In merito a tale questione va detto che finora la giurisprudenza puntava a consentire al coniuge più debole di continuare ad abitare la casa coniugale.
Oggi sembra che questo orientamento sia stato messo da parte dalla giurisprudenza in quanto sono sempre di più le pronunce in cui il coniuge non proprietario si vede negare o revocare il diritto di abitare la casa coniugale.
Come appare più coerente con il dato normativo (art. 337 sexies c.c.) oggi si torna ad avere riguardo al superiore interesse dei figli minori (o maggiorenni non indipendenti) a continuare a vivere nel medesimo ambiente.
In tal caso, il diritto dei figli di vedere tutelato il loro equilibrio e il diritto di continuare a vivere nel medesimo ambiente, non risulta essere subordinato alla pura e semplice comparazione delle condizioni reddituali e/o patrimoniali.
Così può capitare che, pur essendo il figlio maggiorenne non ancora economicamente indipendente, il genitore collocatario possa perdere il diritto di abitare l’immobile qualora il figlio decida di trasferirsi in altra città per motivi di studio o di lavoro.
In ogni caso la eventuale assegnazione della casa viene meno se il coniuge non ci viva stabilmente, intraprenda una nuova relazione more uxorio oppure contragga nuovo matrimonio.

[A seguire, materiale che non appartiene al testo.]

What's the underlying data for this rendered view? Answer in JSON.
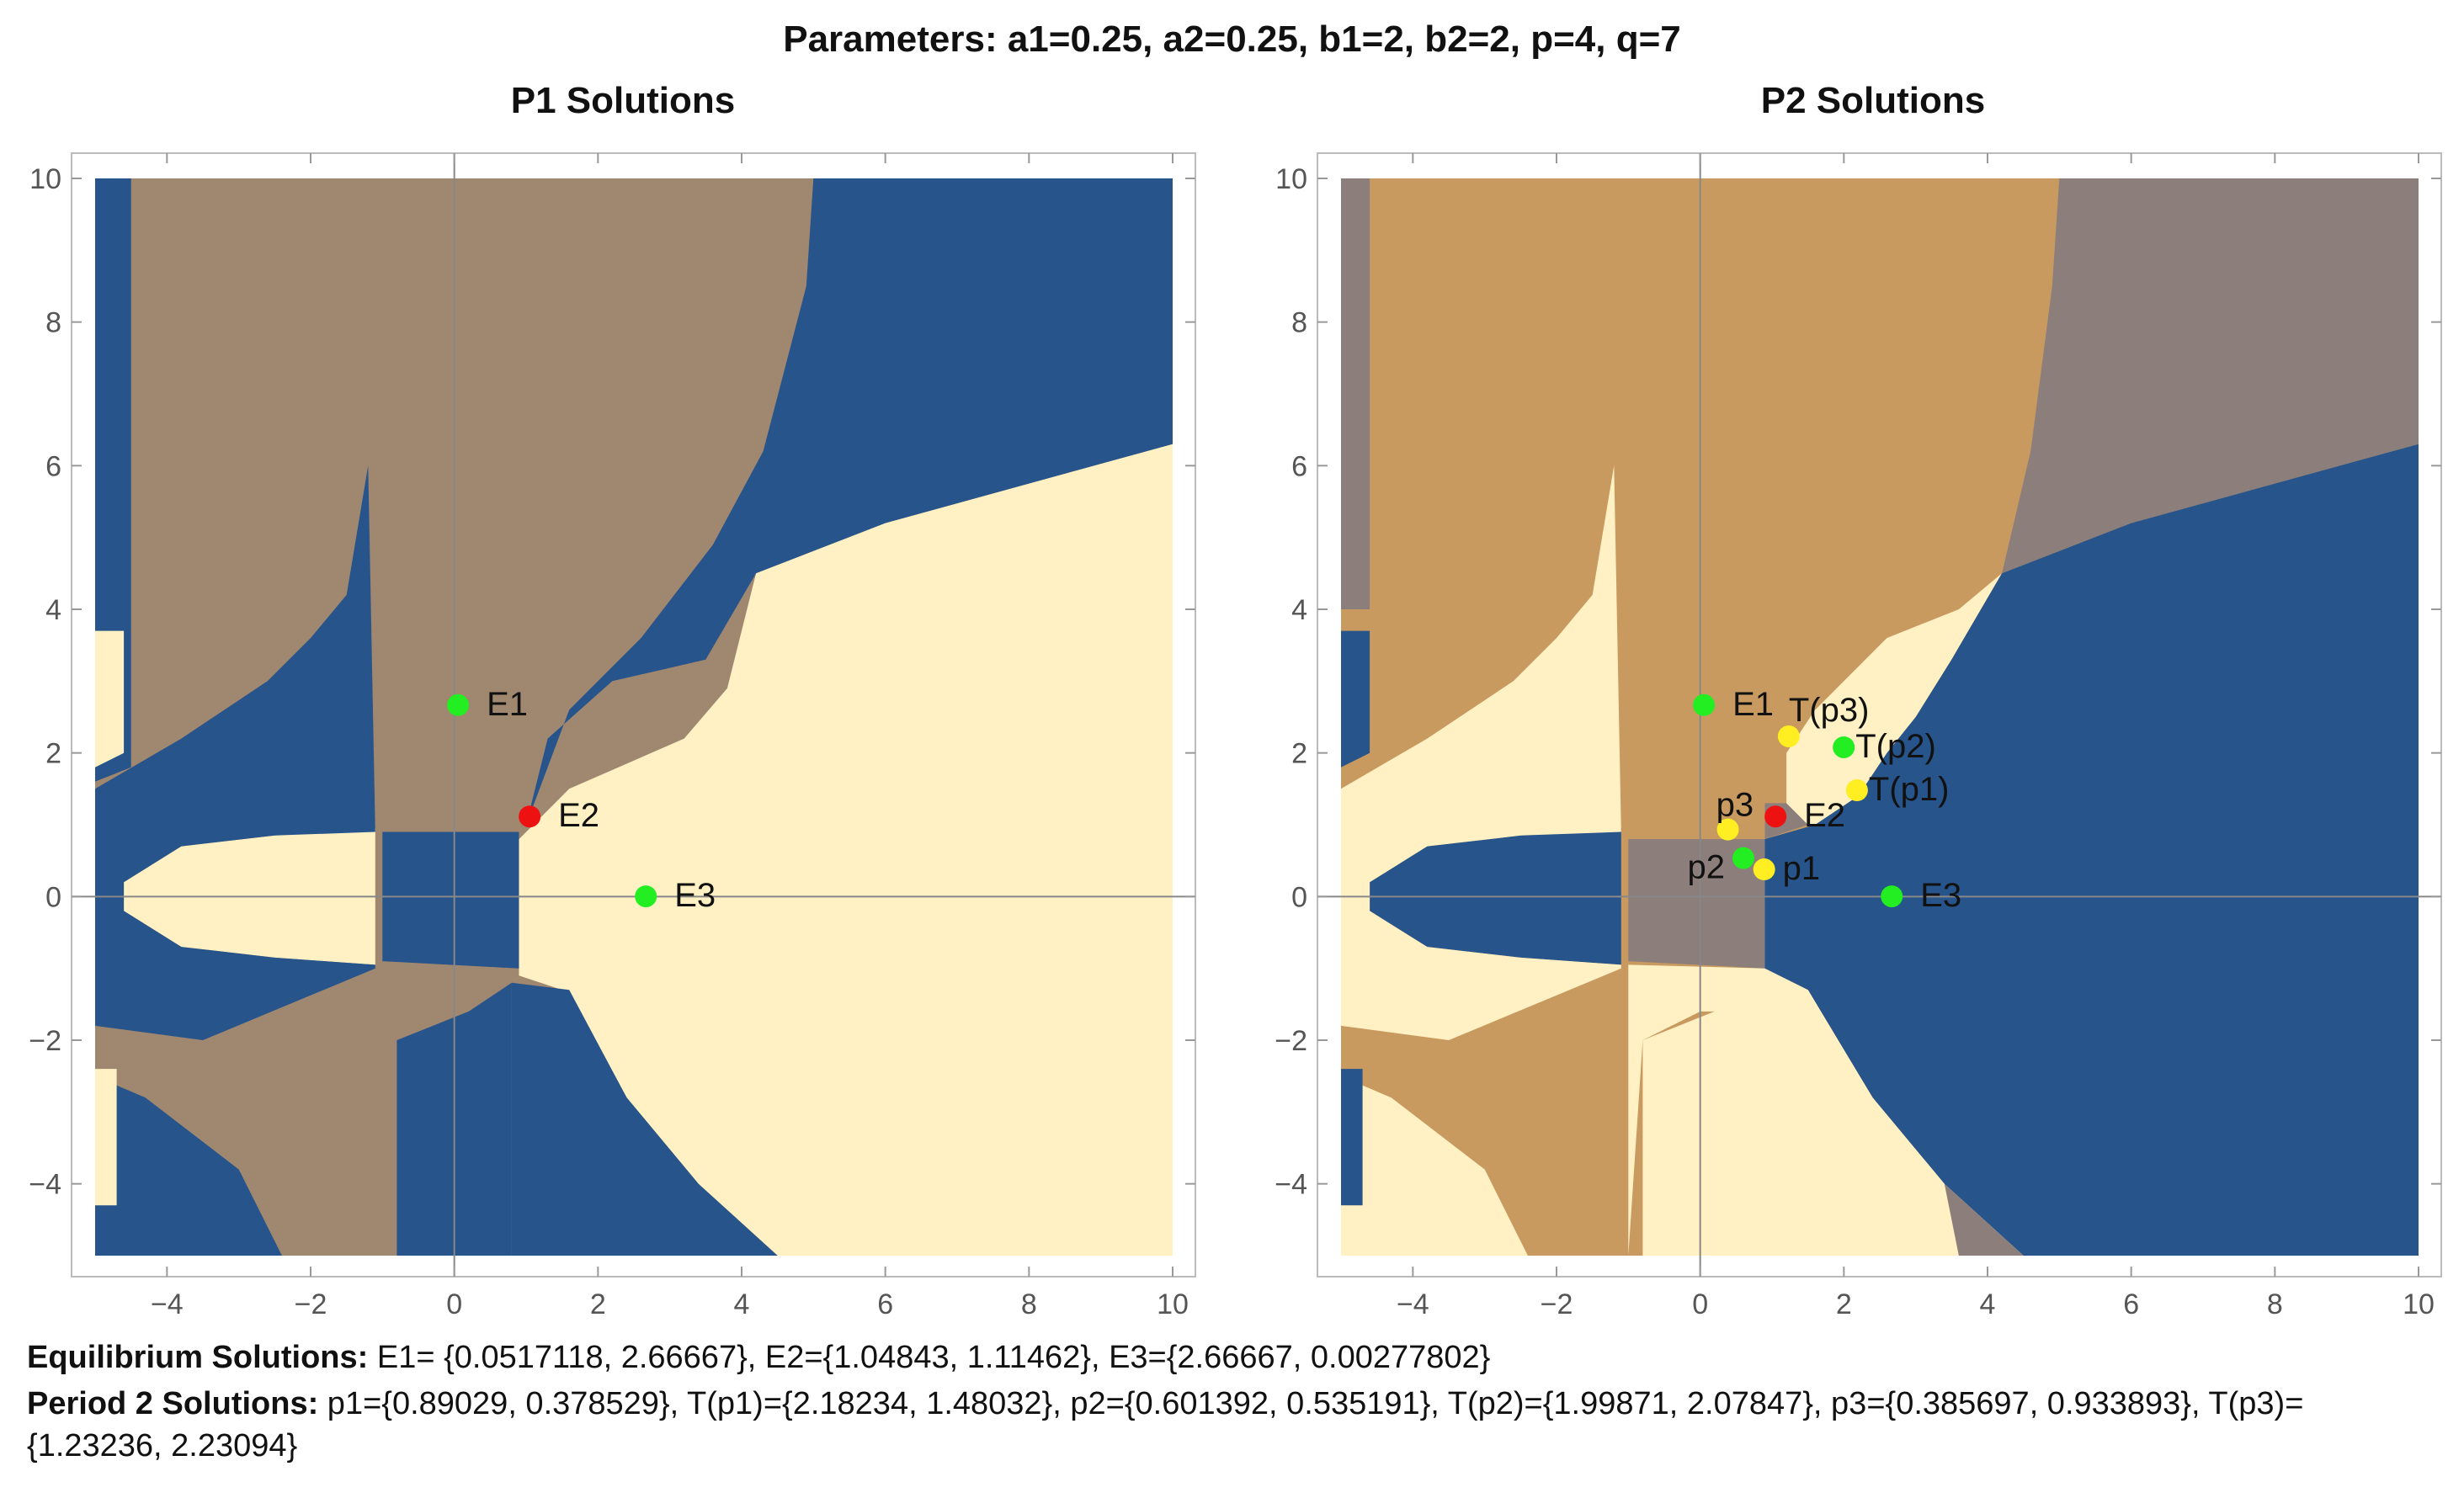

Ipotesi particolare: Cosa succede se il coniuge proprietario vende – per soddisfare le proprie necessità – ad un terzo l’immobile abitato dall’altro coniuge collocatario dei figli?
Secondo la Cassazione non succede nulla purchè nell’atto di trasferimento venga rispettata la clausola di rispetto della preesistente detenzione qualificata. In ogni caso la Cassazione, addirittura a Sezioni Unite (sent. 11096 del 2002) ha chiarito che il provvedimento di attribuzione del diritto di abitare l’immobile avendo – per sua natura – data certa, rimane opponibile al terzo acquirente.